Vintage Pacific NW: We’re revisiting some of our favorite stories from some of our favorite former magazine contributors. Check back each week for timeless classics focusing on food, fitness, gardening and more.

Originally published April 10, 2015
By Providence Cicero, Taste contributor

JASON SALVO adores radicchio. At Local Roots Farm in the Snoqualmie River valley, Salvo and his wife, Siri Erickson-Brown, grow five varieties. They tracked down and treasure a 30-year-old cookbook, “Il Radicchio in Cucina” by Italian chef Armando Zanotto, devoted solely to those flamboyant, bitter, red chicories, first cultivated in the late 1800s in the cool mainland surrounding Venice. 

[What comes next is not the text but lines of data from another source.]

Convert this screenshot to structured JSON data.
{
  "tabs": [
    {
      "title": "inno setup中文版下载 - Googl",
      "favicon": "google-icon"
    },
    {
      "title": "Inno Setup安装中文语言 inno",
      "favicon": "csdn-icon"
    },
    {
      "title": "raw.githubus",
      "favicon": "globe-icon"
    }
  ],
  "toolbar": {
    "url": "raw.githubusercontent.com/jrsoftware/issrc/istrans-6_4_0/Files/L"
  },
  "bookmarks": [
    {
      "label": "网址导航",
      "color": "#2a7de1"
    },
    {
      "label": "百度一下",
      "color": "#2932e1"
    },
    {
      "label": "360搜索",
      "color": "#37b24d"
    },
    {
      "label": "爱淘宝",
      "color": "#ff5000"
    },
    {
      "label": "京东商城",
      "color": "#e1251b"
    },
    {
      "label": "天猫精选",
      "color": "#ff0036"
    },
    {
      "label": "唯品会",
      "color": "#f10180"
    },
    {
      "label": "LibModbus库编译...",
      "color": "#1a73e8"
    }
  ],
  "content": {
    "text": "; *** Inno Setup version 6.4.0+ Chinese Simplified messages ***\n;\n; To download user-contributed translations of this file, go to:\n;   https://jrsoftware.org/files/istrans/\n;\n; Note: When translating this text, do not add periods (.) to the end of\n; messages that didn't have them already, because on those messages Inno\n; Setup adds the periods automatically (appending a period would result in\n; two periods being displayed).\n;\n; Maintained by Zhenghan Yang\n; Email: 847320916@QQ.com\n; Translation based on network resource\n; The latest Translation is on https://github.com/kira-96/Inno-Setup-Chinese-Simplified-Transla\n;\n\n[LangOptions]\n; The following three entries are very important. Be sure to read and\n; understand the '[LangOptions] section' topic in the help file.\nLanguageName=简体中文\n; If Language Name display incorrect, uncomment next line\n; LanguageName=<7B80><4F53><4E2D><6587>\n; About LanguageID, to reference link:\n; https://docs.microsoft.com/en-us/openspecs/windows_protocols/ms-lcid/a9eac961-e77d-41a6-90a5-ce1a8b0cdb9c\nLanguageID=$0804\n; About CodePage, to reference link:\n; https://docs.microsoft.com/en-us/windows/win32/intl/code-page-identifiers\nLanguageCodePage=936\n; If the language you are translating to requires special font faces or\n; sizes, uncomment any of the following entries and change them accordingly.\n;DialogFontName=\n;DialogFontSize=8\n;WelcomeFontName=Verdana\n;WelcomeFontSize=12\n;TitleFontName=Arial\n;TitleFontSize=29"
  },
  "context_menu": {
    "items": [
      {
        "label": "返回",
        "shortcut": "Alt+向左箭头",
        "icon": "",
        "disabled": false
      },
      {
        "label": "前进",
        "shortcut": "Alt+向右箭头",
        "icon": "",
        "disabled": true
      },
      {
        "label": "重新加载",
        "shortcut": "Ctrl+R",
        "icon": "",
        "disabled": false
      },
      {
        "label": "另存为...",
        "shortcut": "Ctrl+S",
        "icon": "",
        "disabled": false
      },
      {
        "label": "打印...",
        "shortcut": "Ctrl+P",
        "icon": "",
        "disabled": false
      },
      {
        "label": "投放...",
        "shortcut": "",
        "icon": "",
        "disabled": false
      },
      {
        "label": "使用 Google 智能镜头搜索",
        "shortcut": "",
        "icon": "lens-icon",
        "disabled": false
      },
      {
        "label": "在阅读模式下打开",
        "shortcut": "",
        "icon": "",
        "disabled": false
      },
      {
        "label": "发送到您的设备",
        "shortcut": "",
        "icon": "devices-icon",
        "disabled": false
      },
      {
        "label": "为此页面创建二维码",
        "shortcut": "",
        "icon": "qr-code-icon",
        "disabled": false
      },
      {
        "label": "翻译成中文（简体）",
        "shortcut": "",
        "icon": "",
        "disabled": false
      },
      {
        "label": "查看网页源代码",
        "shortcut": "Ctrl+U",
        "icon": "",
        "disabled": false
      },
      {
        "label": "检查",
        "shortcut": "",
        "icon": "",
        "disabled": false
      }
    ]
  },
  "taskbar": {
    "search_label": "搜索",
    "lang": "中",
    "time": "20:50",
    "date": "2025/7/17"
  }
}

The variety most familiar in this country is radicchio di Chioggia, the round, tight, dark-red heads commonly found in supermarkets, but there are other types, each named for its town of origin. Rosso di Verona has a small oval shape with looser leaves. Treviso has an elongated head with purple-red leaves. Castelfranco is the most beautiful of all. Milder than the others, its loose, tender, variegated leaves, speckled with deep red to pale green, unfold like a rose, the perfect illustration of what the Italians call “the edible flower.” 

Locally grown Castelfranco peaks from late summer through winter, when you’ll find it at farmers markets. Much of the rest of the year, Frank’s Quality Produce at Pike Place Market carries Castelfranco from California, and beyond, to meet the demand of restaurants they supply. 

Castelfranco first caught my eye last winter at [now-closed] Le Petit Cochon in Fremont atop a bowl of curried carrot and rutabaga soup. “It comes and goes like the wind,” says chef Derek Ronspies. Lately, he’s been putting a different spin on it. “I ferment it like you would kimchi, to get a little funk on it, and throw in some other flavors — ginger, garlic, cilantro, turmeric, cumin, pepper and a little Kashmir curry (from World Spice).” 

Castelfranco is a regular at Matt Dillon’s restaurants, too. It was prominent in a gorgeous chicory salad I recall from London Plane that included Treviso, watermelon radishes, cucumber, avocado and chickpeas. 


“Castelfranco tends to be less bitter and more tender than its fellow radicchios, so I try not to overdress it in a salad,” says Rand Rasheed, who grows it at One Leaf Farm. He prefers a simple Champagne vinaigrette made with good olive oil, lemon juice and minced shallots, but he might also simply use olive oil and salt. Ronspies would add a little lemon zest. Salvo, too, favors lemon and olive oil, sometimes letting sliced pears marinate in the dressing before tossing it with the Castelfranco. 

Radicchio’s bitterness is off-putting to some. 

“When we put it in the CSA boxes, people complain,” says Salvo, “but I sell heaps to restaurants.” 

He eats so much Castelfranco, he claims he doesn’t notice the bitterness anymore and recommends a quick turn on the grill to make it taste sweeter. “Cut the heads in half, quarters or smaller, leaving the base intact. Toss them with oil, and grill over hot coals for a couple of minutes on each side until cooked through. Finish them with a balsamic vinaigrette, salt, pepper, and lots of chopped parsley and grated Parmesan. Try it with grilled peaches in the summer.” 

At [now-closed] Sitka & Spruce, chefs Dillon and Logan Cox turn Castelfranco into a bittersweet, ruby-red conserve by cooking it with simple syrup and aromatics. They suggest pairing it with grilled or braised pork or lamb, fuller-flavored fish such as mackerel or sardines, even your favorite stinky cheese.

As the Italians say about radicchio: “If you look at it, you’ll smile; if you eat it, you’ll be in heaven.” 

Castelfranco Conserve 
Yields about 2 cups 

2 to 3 heads Castelfranco radicchio, finely chopped (about 1¾ to 2 pounds) 
2 cups sugar 
2 cups water 
½ cup white wine vinegar 
Juice of 1 lemon 
3 garlic cloves, thinly sliced 
1 bay leaf 
1 tablespoon thyme leaves 


1. Combine all ingredients in a heavy-bottomed pot, and place on high heat. 

2. Once the liquid reaches a boil, lower the heat to medium high. Reduce the liquid for at least 20 minutes, or until it reaches a syrupy consistency. Stir frequently with a rubber spatula, making sure to scrape the bottom of the pan to avoid scorching. 

3. Place conserve in a jar, seal and refrigerate to chill.